Es ist drei Minuten nach zehn Uhr, als sich der Hauptmann der Luftwaffe Robin Bräuer im Kursraum einer 13. Jahrgangsstufe vor den Tischen in der ersten Reihe positioniert, seine Dienstmütze abnimmt, unter den Arm klemmt, das Kreuz durchstreckt. Das Gemurmel verstummt, Stühle rücken. Hinter Bräuer wirft ein Beamer das Thema der Stunde an die Tafel. „Kernauftrag und Aufgaben der Bundeswehr“.

Bräuer wird hier einen Vortrag über Sicherheitspolitik halten. Lehrerin Heide Padberg, die in einer hinteren Reihe Platz nimmt, hat ihn eingeladen. Tatsächlich hat das, was sich in den nächsten 90 Minuten abspielen wird, auch etwas von einem Showauftritt.
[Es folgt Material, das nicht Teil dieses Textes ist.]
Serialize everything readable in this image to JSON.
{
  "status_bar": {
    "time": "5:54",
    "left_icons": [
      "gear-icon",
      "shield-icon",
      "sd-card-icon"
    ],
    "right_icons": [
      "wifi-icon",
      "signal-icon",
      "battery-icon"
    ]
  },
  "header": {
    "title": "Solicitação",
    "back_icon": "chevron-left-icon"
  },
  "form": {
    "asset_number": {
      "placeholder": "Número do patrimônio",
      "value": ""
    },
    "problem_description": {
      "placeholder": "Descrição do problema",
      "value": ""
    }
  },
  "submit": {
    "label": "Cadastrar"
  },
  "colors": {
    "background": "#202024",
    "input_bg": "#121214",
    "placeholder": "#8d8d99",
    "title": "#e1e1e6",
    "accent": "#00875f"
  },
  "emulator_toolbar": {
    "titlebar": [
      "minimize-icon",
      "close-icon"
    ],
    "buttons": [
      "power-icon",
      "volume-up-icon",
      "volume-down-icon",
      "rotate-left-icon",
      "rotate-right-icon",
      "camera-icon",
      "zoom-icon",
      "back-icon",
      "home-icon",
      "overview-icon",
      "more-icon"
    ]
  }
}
Robin Bräuer ist hier, weil er für die Bundeswehr als Jugendoffizier im Einsatz ist. Das sind speziell ausgebildete Soldatinnen und Soldaten, die den Auftrag haben, über die Arbeit der Bundeswehr zu informieren. Sein Vortrag handelt von großen Fragen: Welche Rolle spielen Europäische Union, Nato, Vereinte Nationen oder die Organisation für Sicherheit und Zusammenarbeit in Europa? Und was bedeutet deutsche und europäische Sicherheitspolitik für die Menschen hierzulande?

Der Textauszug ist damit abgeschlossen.